Sasaengs have also been known to follow artists in taxis that specialise in closely tracking the movements of stars, often disregarding the rules of the road to keep up while chasing them. In the past, several K-pop artists, including SM acts, have been in car accidents caused by this dangerous behaviour.

“These [activities] are not shows of affection by fans, but illegal acts that invade privacy and can be considered criminal acts,” SM says in the statement. Notably, SM does not describe them as “sasaeng fans”.

SM also used the statement to reiterate that it would continue taking action against defamation and slander of its artists, which it has publicly addressed in the past.

Exo members have spoken out about “sasaeng”, obsessive followers who invade their privacy.
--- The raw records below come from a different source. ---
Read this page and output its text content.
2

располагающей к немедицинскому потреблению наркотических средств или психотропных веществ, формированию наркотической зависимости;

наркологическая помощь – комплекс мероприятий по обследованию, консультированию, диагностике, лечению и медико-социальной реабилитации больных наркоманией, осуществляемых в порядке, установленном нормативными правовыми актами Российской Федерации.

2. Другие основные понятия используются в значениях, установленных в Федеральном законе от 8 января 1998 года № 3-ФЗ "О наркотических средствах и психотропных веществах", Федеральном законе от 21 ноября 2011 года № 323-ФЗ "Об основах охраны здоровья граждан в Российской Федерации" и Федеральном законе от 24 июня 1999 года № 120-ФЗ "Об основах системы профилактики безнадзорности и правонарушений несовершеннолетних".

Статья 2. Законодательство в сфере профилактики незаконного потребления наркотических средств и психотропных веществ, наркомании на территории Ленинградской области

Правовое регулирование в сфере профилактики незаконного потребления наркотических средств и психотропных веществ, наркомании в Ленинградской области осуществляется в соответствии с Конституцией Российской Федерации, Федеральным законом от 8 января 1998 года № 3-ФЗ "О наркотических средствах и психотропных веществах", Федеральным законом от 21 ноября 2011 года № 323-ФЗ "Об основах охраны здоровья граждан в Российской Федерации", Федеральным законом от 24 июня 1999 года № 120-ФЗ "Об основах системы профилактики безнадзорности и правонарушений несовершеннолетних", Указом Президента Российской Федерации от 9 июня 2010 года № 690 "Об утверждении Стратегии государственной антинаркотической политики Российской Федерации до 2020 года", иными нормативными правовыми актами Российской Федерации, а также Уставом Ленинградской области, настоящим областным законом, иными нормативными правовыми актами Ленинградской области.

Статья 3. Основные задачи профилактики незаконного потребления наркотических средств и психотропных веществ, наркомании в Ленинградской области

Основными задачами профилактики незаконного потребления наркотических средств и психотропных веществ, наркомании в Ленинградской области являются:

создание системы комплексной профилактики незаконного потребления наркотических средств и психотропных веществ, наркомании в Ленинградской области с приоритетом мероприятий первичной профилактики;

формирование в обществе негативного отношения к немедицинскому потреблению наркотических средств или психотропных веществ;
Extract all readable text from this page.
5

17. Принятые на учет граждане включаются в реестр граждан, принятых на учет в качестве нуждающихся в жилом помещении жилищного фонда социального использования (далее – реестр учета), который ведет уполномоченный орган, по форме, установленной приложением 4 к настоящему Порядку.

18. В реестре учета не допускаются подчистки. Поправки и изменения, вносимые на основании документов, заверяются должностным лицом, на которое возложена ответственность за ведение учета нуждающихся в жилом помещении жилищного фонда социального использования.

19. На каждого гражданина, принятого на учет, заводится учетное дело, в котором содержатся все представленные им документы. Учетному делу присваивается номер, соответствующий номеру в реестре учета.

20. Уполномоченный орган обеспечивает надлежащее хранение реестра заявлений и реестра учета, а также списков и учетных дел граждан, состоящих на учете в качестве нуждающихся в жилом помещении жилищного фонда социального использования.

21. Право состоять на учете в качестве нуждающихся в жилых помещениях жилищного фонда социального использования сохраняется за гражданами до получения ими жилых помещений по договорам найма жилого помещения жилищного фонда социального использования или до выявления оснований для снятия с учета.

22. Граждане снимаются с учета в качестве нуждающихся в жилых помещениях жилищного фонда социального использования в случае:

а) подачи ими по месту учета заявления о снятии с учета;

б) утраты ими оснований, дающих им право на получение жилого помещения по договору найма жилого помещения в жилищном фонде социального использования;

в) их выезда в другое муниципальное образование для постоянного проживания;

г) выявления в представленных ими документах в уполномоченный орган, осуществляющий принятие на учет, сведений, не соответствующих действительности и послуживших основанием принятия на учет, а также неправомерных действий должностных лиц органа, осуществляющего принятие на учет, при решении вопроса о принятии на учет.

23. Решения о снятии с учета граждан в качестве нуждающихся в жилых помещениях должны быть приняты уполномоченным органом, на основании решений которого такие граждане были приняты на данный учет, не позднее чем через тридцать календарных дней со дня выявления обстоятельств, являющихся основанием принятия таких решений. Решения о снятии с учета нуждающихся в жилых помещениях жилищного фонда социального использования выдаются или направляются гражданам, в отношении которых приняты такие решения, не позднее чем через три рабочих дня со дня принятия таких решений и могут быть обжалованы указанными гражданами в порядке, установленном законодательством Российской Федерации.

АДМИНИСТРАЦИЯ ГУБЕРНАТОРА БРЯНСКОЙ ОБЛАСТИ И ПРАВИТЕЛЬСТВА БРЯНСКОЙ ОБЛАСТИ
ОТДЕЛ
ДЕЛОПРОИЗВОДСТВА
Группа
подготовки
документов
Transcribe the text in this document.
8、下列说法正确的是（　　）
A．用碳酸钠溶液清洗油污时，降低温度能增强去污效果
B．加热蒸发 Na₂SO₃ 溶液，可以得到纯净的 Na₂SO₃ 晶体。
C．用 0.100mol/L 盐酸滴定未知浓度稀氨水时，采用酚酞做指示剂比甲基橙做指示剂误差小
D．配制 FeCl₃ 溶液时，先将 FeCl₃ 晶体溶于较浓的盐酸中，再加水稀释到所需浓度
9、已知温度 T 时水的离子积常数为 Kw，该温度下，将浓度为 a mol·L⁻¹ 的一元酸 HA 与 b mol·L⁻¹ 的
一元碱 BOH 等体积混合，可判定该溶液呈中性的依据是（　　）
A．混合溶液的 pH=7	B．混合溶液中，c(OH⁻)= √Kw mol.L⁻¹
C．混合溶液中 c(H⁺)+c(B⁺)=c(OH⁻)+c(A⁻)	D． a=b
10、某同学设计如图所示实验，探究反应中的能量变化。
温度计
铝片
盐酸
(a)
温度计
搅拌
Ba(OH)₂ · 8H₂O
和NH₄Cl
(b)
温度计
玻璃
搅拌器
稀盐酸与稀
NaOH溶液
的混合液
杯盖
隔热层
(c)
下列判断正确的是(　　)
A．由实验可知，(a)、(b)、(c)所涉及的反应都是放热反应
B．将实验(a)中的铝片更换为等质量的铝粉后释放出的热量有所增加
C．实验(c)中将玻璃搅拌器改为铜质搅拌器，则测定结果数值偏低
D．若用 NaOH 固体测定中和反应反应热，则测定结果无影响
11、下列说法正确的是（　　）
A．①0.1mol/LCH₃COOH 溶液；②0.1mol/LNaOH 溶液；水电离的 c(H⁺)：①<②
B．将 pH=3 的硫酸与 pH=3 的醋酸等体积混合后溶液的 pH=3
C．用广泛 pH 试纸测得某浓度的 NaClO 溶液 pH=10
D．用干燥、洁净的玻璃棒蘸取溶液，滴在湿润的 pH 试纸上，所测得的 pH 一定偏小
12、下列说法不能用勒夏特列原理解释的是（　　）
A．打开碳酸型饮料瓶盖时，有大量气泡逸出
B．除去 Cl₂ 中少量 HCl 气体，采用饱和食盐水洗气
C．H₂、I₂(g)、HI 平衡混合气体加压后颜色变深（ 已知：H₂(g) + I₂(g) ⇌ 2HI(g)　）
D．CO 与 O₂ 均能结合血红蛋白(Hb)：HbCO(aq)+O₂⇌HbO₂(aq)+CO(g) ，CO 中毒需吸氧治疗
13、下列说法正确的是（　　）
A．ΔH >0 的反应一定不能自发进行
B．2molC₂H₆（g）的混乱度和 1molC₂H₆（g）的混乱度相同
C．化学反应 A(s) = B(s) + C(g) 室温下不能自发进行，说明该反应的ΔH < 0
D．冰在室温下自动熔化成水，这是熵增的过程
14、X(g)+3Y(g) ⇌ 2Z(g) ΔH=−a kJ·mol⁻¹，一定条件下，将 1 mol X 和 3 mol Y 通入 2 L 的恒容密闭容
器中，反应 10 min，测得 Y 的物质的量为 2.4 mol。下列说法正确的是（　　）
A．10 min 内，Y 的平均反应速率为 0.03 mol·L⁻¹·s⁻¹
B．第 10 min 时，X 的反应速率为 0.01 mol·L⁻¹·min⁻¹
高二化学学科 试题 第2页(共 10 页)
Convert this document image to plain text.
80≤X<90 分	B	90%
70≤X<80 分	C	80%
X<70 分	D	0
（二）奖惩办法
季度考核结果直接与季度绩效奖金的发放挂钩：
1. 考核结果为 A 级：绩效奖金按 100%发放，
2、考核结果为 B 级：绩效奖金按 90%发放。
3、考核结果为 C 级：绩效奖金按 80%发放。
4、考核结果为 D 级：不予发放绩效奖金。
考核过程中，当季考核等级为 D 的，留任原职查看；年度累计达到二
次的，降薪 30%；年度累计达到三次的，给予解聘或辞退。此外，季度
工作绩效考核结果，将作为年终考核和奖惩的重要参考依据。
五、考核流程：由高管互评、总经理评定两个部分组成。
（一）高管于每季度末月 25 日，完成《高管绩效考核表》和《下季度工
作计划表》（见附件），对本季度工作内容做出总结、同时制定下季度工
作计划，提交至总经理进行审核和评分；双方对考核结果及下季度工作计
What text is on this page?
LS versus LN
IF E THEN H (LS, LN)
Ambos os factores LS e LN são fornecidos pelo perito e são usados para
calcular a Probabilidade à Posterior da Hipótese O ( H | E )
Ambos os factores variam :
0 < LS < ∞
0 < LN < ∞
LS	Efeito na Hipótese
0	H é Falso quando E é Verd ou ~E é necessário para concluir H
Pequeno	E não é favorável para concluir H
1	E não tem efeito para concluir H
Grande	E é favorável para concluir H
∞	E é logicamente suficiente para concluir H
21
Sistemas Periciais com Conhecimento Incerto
Photo: SM Entertainment

Previously, stalking was treated as a misdemeanour in South Korea, and the revision to the legal code will criminalise the behaviour.

The law targeting stalking-related crimes is seen by some as too little too late, however. Invasive “spy camera” cyber harassment, deepfake pornographic abuse, and invasions of privacy are widespread throughout South Korea.

In June, Human Rights Watch issued a report titled “My Life Is Not Your Porn” about digital sex crimes in the country, in which it reported on the pervasiveness of sexual cybercrime targeting women there and the harm it does.